Perempuan Berpolitik karena Kewajiban, Bukan Kesetaraan Gender

  • Opini

Oleh: Mutiara Aini

Suaramubalighah.com, Opini – Menjelang tahun politik pasti ramai terkait keterlibatan perempuan dalam politik. Isu kesetaraan gender menjadi “jualan” dalam politik demokrasi.   Perasaan tertindas dan berkeinginan untuk membuktikan pada dunia, bahwa perempuan tak selamanya berada di bawah. Perempuan bukan barang yang hanya dipakai jika dibutuhkan, tetapi perempuan mampu berperan layaknya laki-laki dalam ranah kepemimpinan.

Ide kesetaraan gender ini pun dianggap akan membawa nama perempuan melambung tinggi. Sehingga muncullah perempuan-perempuan “terpelajar” yang berani menampakkan taringnya. Mereka berjuang atas nama “emansipasi wanita”. Bahkan mereka rela menghabiskan waktunya di luar rumah demi mendapatkan pengakuan “wanita setara dengan pria”, bahkan hingga ke kancah legislatif, yudikatif, maupun eksekutif.

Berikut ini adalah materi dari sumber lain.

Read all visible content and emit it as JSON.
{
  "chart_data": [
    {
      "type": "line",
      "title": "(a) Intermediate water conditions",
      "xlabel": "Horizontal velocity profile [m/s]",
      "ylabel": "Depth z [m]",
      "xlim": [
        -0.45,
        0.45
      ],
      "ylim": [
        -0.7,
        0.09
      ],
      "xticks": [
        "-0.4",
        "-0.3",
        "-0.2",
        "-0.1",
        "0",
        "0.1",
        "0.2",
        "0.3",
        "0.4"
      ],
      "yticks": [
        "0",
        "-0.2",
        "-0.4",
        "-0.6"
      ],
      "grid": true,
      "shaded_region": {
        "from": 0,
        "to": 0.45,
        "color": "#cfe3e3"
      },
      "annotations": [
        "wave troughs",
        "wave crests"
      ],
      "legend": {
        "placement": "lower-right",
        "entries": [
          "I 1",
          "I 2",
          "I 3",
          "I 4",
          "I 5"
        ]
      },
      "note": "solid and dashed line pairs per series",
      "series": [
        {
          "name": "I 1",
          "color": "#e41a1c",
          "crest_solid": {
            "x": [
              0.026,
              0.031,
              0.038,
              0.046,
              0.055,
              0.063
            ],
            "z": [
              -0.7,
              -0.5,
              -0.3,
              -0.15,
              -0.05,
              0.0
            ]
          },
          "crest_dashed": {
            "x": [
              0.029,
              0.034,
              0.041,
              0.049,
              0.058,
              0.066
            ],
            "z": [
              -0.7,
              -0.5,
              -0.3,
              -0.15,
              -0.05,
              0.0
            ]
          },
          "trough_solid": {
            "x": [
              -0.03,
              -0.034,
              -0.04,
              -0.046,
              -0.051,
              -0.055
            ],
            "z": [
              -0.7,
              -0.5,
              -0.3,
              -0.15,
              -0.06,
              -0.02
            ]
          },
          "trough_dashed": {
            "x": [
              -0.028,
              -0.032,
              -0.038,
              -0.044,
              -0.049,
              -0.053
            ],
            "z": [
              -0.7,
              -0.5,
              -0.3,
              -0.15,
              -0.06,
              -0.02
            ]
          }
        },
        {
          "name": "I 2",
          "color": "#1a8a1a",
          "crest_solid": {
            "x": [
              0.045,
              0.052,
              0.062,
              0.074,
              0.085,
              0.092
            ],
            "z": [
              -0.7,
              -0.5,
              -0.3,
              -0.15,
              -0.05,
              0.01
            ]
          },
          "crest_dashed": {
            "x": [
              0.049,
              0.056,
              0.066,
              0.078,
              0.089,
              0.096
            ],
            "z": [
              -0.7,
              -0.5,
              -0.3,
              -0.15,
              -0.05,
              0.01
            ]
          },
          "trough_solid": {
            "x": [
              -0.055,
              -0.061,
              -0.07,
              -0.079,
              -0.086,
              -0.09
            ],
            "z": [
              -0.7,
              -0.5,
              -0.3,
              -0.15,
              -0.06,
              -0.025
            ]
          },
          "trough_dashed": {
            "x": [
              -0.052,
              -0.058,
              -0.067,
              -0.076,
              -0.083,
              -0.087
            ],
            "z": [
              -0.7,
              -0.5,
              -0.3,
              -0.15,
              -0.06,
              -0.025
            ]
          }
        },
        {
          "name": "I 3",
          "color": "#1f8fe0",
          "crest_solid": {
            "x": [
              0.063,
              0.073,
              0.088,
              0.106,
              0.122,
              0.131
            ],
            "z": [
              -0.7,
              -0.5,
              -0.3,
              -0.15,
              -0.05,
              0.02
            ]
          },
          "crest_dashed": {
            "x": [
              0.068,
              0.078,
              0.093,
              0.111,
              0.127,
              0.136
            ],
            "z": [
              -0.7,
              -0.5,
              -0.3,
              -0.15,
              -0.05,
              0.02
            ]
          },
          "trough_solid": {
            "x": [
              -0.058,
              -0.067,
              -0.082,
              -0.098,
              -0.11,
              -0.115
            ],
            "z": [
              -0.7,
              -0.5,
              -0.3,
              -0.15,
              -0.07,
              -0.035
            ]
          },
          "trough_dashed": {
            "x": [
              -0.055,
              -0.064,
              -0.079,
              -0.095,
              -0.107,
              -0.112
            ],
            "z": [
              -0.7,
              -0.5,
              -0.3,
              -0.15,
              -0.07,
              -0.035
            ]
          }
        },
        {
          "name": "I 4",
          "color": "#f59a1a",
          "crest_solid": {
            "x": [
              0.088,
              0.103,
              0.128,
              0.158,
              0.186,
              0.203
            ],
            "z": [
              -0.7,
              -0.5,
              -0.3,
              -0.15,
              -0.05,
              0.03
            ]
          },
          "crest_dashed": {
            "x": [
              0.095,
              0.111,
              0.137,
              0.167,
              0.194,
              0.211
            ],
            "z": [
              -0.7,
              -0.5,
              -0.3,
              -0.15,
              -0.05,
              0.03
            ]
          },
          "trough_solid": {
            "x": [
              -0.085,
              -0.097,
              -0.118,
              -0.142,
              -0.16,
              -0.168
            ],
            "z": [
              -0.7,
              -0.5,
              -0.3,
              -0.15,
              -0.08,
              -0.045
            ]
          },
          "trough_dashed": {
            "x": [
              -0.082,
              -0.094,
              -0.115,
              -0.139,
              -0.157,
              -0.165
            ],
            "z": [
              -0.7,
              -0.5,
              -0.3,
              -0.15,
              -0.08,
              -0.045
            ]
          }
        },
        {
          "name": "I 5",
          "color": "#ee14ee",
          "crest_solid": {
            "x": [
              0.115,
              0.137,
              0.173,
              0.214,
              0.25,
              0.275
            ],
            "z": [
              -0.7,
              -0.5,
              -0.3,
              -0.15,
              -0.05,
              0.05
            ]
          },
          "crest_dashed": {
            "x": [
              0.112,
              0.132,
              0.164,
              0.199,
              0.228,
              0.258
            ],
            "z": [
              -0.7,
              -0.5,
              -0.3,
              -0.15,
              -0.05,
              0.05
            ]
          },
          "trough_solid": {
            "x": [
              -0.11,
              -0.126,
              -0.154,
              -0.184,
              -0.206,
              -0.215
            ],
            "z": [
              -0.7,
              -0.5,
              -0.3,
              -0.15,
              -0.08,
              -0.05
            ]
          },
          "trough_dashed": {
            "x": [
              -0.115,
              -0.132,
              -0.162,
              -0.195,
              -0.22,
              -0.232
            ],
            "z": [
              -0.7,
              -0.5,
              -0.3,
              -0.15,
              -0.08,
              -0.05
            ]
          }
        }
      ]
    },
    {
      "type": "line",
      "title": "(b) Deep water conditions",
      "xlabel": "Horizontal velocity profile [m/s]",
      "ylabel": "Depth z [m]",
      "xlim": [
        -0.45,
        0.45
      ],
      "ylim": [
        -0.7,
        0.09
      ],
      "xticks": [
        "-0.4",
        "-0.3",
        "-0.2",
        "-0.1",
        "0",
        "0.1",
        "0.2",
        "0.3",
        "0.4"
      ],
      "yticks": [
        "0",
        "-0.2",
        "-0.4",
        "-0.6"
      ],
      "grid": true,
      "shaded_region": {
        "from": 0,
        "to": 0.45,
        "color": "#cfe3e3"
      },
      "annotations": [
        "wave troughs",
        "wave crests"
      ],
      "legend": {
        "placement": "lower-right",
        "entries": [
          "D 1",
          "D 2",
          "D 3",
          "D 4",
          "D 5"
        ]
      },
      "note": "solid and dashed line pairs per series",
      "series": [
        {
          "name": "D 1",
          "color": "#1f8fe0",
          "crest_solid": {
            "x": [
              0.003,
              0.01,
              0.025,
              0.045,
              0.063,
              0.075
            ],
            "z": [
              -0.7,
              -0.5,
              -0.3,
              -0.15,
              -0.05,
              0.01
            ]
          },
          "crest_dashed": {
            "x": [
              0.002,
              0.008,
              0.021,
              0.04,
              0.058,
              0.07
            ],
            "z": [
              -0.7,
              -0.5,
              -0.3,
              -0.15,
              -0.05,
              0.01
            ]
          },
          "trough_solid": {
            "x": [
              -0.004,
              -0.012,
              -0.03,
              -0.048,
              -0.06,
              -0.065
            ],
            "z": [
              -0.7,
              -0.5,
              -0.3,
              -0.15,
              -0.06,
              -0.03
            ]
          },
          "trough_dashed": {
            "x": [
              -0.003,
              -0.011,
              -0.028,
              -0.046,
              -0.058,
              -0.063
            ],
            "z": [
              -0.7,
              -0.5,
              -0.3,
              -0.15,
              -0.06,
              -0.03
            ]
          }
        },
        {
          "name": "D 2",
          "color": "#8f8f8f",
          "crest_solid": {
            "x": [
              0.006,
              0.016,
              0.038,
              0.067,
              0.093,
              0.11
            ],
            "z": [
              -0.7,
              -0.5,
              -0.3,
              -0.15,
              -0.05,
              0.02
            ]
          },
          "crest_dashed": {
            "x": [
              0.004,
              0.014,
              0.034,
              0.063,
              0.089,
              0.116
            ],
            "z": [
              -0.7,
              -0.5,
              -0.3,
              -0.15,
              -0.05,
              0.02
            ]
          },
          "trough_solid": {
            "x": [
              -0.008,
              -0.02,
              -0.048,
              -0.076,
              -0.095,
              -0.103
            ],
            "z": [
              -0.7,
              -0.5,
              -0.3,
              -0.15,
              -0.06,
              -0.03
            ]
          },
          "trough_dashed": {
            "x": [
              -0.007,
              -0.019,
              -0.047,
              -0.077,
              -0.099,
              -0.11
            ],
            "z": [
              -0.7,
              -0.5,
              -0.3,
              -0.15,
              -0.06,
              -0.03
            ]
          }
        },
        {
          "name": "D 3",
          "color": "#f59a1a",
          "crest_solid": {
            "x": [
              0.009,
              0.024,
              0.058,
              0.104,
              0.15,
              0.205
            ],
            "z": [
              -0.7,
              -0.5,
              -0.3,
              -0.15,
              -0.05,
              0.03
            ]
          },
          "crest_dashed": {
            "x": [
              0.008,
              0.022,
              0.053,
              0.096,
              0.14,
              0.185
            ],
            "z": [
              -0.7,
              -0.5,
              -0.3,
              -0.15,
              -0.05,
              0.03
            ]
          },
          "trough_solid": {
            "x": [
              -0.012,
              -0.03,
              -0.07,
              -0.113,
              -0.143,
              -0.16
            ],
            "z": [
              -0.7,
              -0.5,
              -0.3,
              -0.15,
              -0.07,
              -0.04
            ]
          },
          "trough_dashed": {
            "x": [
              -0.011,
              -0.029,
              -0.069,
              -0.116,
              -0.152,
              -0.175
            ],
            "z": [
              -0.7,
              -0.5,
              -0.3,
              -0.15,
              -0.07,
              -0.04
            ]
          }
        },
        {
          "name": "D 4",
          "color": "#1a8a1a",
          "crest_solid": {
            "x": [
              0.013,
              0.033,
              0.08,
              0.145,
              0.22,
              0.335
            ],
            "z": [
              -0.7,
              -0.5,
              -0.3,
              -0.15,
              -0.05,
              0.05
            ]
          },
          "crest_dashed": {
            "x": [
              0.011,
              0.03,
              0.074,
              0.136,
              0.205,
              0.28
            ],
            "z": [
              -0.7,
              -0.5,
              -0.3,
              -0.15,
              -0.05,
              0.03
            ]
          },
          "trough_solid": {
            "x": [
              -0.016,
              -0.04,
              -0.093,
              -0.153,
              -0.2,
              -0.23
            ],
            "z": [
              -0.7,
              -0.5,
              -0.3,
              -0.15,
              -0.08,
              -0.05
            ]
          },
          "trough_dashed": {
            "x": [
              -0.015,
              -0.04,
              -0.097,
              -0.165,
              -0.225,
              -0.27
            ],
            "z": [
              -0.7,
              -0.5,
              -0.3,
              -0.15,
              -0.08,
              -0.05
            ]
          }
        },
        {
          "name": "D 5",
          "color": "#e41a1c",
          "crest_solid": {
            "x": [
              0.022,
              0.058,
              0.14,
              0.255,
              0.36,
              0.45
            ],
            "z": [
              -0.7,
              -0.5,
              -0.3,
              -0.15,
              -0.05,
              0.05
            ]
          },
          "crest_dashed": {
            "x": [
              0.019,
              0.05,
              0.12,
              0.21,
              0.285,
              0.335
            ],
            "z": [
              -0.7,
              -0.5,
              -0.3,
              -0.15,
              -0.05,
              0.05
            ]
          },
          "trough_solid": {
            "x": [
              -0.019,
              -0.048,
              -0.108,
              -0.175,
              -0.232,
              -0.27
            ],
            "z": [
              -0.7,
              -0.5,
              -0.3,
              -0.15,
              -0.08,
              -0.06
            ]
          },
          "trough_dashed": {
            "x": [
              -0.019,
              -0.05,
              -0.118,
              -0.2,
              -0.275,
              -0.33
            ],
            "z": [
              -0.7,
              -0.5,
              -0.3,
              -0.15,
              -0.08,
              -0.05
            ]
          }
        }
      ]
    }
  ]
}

Tak dimungkiri, politik yang ditekuni para perempuan saat ini hanya berkutat pada kekuasaan. Dengan dalih kesetaraan gender, perempuan tak melulu harus berada di rumah, melainkan ia harus bisa menjadi pemimpin yang dibutuhkan rakyat. Dalam ranah legislatif, perempuan mendapat jatah 30% kursi untuk diduduki. Maka hingga saat ini, perjuangan para perempuan kian terbuka lebar bagi perempuan yang ingin menjadi kepala daerah maupun kepala negara.

Melansir dari bandungbergerak.id (20/8/2023), Keterwakilan perempuan di parlemen menjadi sangat penting bagi Kota Bandung yang jumlah penduduknya kebanyakan perempuan, yakni 50,53 persen, berdasarkan data Dinas Kependudukan dan Catatan Sipil (Disdukcapil) 2023. Ketua DPC Kaukus Perempuan Politik Indonesia (KPPI) Kota Bandung Rieke Suryaningsih mengatakan keterwakilan perempuan merupakan fondasi penting dalam masyarakat yang inklusif dan berkeadilan.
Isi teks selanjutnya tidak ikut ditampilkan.